9 Role of local medical committees (LMCs)
There are several areas where LMCs’ involvement in local negotiations on the TPBC DES would be of great value to their GP constituents. Depending on the local medical committee’s (LMC’s) capacity, they might include working towards ensuring the following:
  • PCTs offer the TPBC DES to all practices in the area, whether PMS or GMS (see paragraph 6 of the DES specification)
  • The level of activity outlined in practice plans is reasonable in light of the resource available and relatively consistent across the PCT area
  • Practices’ objectives are reasonable and relatively consistent across the PCT area (see paragraph 14, 2nd bullet point of the DES specification)
  • PCTs apply a fair, transparent and consistent budget setting process and practices are provided with an indicative budget by the end of March 2006
  • Agreement is reached across the PCT area on the division of freed up resources and in line with the Department of Health’s recommendation that practices can redirect 70% as a minimum
  • The relevant information relating to practices’ use of health services is supplied to practices in a consistent and clear format
  • Where this data is inaccurate, PCTs are willing to work with practices to resolve this (see paragraph 12, 1st bullet point of the DES specification)
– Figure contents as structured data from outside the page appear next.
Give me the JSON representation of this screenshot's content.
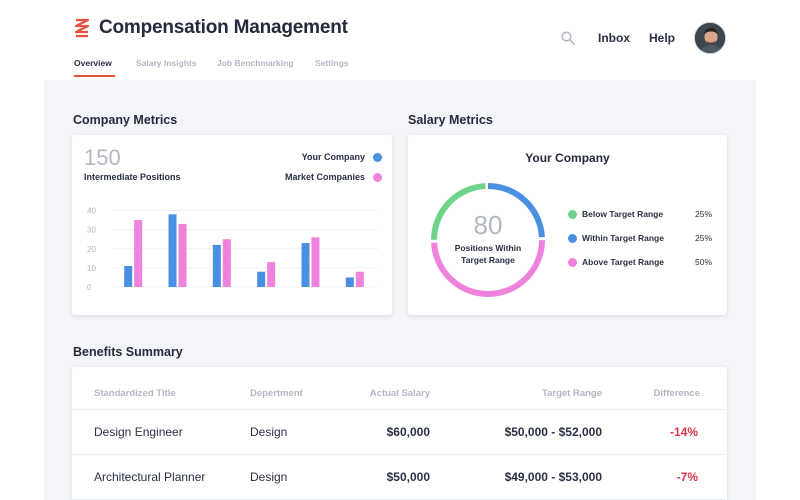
{
  "app": {
    "title": "Compensation Management"
  },
  "nav": {
    "inbox": "Inbox",
    "help": "Help",
    "search_icon": "search-icon"
  },
  "tabs": [
    {
      "label": "Overview",
      "active": true
    },
    {
      "label": "Salary Insights",
      "active": false
    },
    {
      "label": "Job Benchmarking",
      "active": false
    },
    {
      "label": "Settings",
      "active": false
    }
  ],
  "colors": {
    "accent": "#e5533e",
    "series_company": "#4a90e2",
    "series_market": "#ee82dc",
    "green": "#6fd389",
    "negative": "#e0334a"
  },
  "company_metrics": {
    "title": "Company Metrics",
    "big_number": "150",
    "subtitle": "Intermediate Positions",
    "legend": [
      {
        "label": "Your Company"
      },
      {
        "label": "Market Companies"
      }
    ]
  },
  "chart_data": {
    "type": "bar",
    "categories": [
      "",
      "",
      "",
      "",
      "",
      ""
    ],
    "series": [
      {
        "name": "Your Company",
        "values": [
          11,
          38,
          22,
          8,
          23,
          5
        ]
      },
      {
        "name": "Market Companies",
        "values": [
          35,
          33,
          25,
          13,
          26,
          8
        ]
      }
    ],
    "y_ticks": [
      "0",
      "10",
      "20",
      "30",
      "40"
    ],
    "ylim": [
      0,
      45
    ],
    "grid": true
  },
  "salary_metrics": {
    "title": "Salary Metrics",
    "card_title": "Your Company",
    "center_number": "80",
    "center_label": "Positions Within Target Range",
    "ranges": [
      {
        "label": "Below Target Range",
        "pct": "25%",
        "value": 25
      },
      {
        "label": "Within Target Range",
        "pct": "25%",
        "value": 25
      },
      {
        "label": "Above Target Range",
        "pct": "50%",
        "value": 50
      }
    ]
  },
  "benefits": {
    "title": "Benefits Summary",
    "headers": [
      "Standardized Title",
      "Depertment",
      "Actual Salary",
      "Target Range",
      "Difference"
    ],
    "rows": [
      [
        "Design Engineer",
        "Design",
        "$60,000",
        "$50,000 - $52,000",
        "-14%"
      ],
      [
        "Architectural Planner",
        "Design",
        "$50,000",
        "$49,000 - $53,000",
        "-7%"
      ]
    ]
  }
}
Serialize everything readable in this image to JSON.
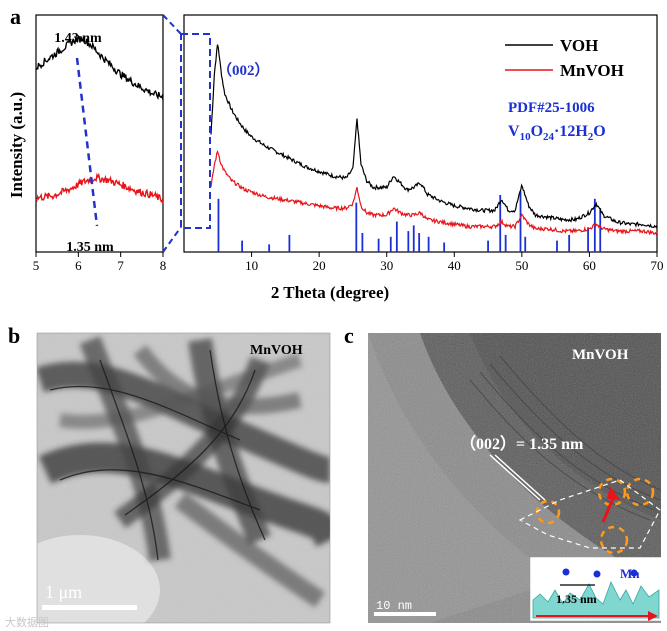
{
  "panels": {
    "a": {
      "label": "a"
    },
    "b": {
      "label": "b",
      "sample": "MnVOH",
      "scale_bar": "1 μm"
    },
    "c": {
      "label": "c",
      "sample": "MnVOH",
      "scale_bar": "10 nm",
      "lattice_annotation": "（002）= 1.35 nm",
      "inset_spacing": "1.35 nm",
      "inset_element": "Mn"
    }
  },
  "watermark": "大数据图",
  "colors": {
    "voh": "#000000",
    "mnvoh": "#e8141a",
    "pdf": "#1b2fd6",
    "guide": "#2233cc"
  },
  "chart_data": {
    "type": "line",
    "title": "",
    "ylabel": "Intensity (a.u.)",
    "xlabel": "2 Theta (degree)",
    "legend": {
      "position": "top-right",
      "entries": [
        "VOH",
        "MnVOH"
      ]
    },
    "reference": {
      "name": "PDF#25-1006",
      "formula": [
        "V",
        "10",
        "O",
        "24",
        "·12H",
        "2",
        "O"
      ]
    },
    "peak_label": "（002）",
    "inset": {
      "xlim": [
        5,
        8
      ],
      "xticks": [
        "5",
        "6",
        "7",
        "8"
      ],
      "peak_labels": [
        "1.43 nm",
        "1.35 nm"
      ],
      "series": [
        {
          "name": "VOH",
          "x": [
            5.0,
            5.3,
            5.6,
            5.9,
            6.1,
            6.3,
            6.6,
            7.0,
            7.4,
            7.8,
            8.0
          ],
          "y": [
            82,
            86,
            90,
            94,
            95,
            92,
            86,
            79,
            74,
            70,
            69
          ]
        },
        {
          "name": "MnVOH",
          "x": [
            5.0,
            5.4,
            5.8,
            6.1,
            6.4,
            6.7,
            7.0,
            7.4,
            7.8,
            8.0
          ],
          "y": [
            24,
            25,
            28,
            31,
            33,
            32,
            30,
            27,
            25,
            23
          ]
        }
      ]
    },
    "main": {
      "xlim": [
        0,
        70
      ],
      "xticks": [
        "10",
        "20",
        "30",
        "40",
        "50",
        "60",
        "70"
      ],
      "series": [
        {
          "name": "VOH",
          "x": [
            4,
            4.5,
            5,
            5.5,
            6,
            7,
            8,
            9,
            10,
            12,
            14,
            16,
            18,
            20,
            22,
            24,
            25,
            25.6,
            26.2,
            27,
            28,
            30,
            31,
            32,
            33,
            34,
            35,
            36,
            38,
            40,
            42,
            44,
            46,
            47,
            48,
            49,
            50,
            51,
            52,
            54,
            56,
            58,
            60,
            61,
            62,
            64,
            66,
            68,
            70
          ],
          "y": [
            45,
            72,
            85,
            72,
            63,
            56,
            51,
            47,
            44,
            40,
            37,
            34,
            31,
            29,
            27,
            26,
            30,
            52,
            32,
            25,
            22,
            22,
            27,
            24,
            21,
            22,
            24,
            19,
            16,
            14,
            13,
            12,
            12,
            17,
            12,
            12,
            23,
            14,
            10,
            9,
            8,
            8,
            11,
            15,
            10,
            7,
            6,
            6,
            5
          ]
        },
        {
          "name": "MnVOH",
          "x": [
            4,
            4.5,
            5,
            5.5,
            6,
            7,
            8,
            9,
            10,
            12,
            14,
            16,
            18,
            20,
            22,
            24,
            25,
            25.6,
            26.2,
            27,
            28,
            30,
            31,
            32,
            33,
            34,
            35,
            36,
            38,
            40,
            42,
            44,
            46,
            47,
            48,
            49,
            50,
            51,
            52,
            54,
            56,
            58,
            60,
            61,
            62,
            64,
            66,
            68,
            70
          ],
          "y": [
            22,
            32,
            38,
            32,
            29,
            25,
            23,
            21,
            20,
            18,
            17,
            16,
            15,
            14,
            13,
            13,
            15,
            22,
            14,
            11,
            10,
            10,
            13,
            11,
            10,
            10,
            11,
            8,
            7,
            6,
            5,
            5,
            5,
            7,
            5,
            5,
            10,
            6,
            4,
            4,
            3,
            3,
            4,
            6,
            4,
            3,
            3,
            3,
            2
          ]
        }
      ],
      "pdf_sticks": [
        {
          "x": 5.1,
          "h": 28
        },
        {
          "x": 8.6,
          "h": 6
        },
        {
          "x": 12.6,
          "h": 4
        },
        {
          "x": 15.6,
          "h": 9
        },
        {
          "x": 25.5,
          "h": 26
        },
        {
          "x": 26.4,
          "h": 10
        },
        {
          "x": 28.8,
          "h": 7
        },
        {
          "x": 30.6,
          "h": 8
        },
        {
          "x": 31.5,
          "h": 16
        },
        {
          "x": 33.2,
          "h": 11
        },
        {
          "x": 34.0,
          "h": 14
        },
        {
          "x": 34.8,
          "h": 10
        },
        {
          "x": 36.2,
          "h": 8
        },
        {
          "x": 38.5,
          "h": 5
        },
        {
          "x": 45.0,
          "h": 6
        },
        {
          "x": 46.8,
          "h": 30
        },
        {
          "x": 47.6,
          "h": 9
        },
        {
          "x": 49.8,
          "h": 32
        },
        {
          "x": 50.5,
          "h": 8
        },
        {
          "x": 55.2,
          "h": 6
        },
        {
          "x": 57.0,
          "h": 9
        },
        {
          "x": 59.8,
          "h": 13
        },
        {
          "x": 60.8,
          "h": 28
        },
        {
          "x": 61.6,
          "h": 23
        }
      ]
    }
  }
}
  • PCTs develop a system for carrying out clinical reviews of appropriateness of provider activity and emergency admissions (see paragraph 18, 1st bullet point of the DES specification)
  • Existing PBC agreements are not undermined or unpicked, especially where they offer a higher funding level than the DES (see paragraph 7 of the DES specification)
  • Where alternative schemes to the DES would better suit the local situation, that meaningful discussion between PCTs and practices takes place accordingly
  • PCTs give due consideration to funding practice commissioning activity above and beyond the scope of the TPBC DES (see paragraphs 4 and 9 of the DES specification)
  • PCTs make clear their strategic and local priorities in order to aid practices in putting together their DES plans (see paragraph 12, 3rd bullet point of the DES specification)
  • Spend on the TPBC DES is not counted against the 2006-07 enhanced services floor.
The GPC’s Commissioning and Service Development subcommittee will be producing further guidance on PBC in due course.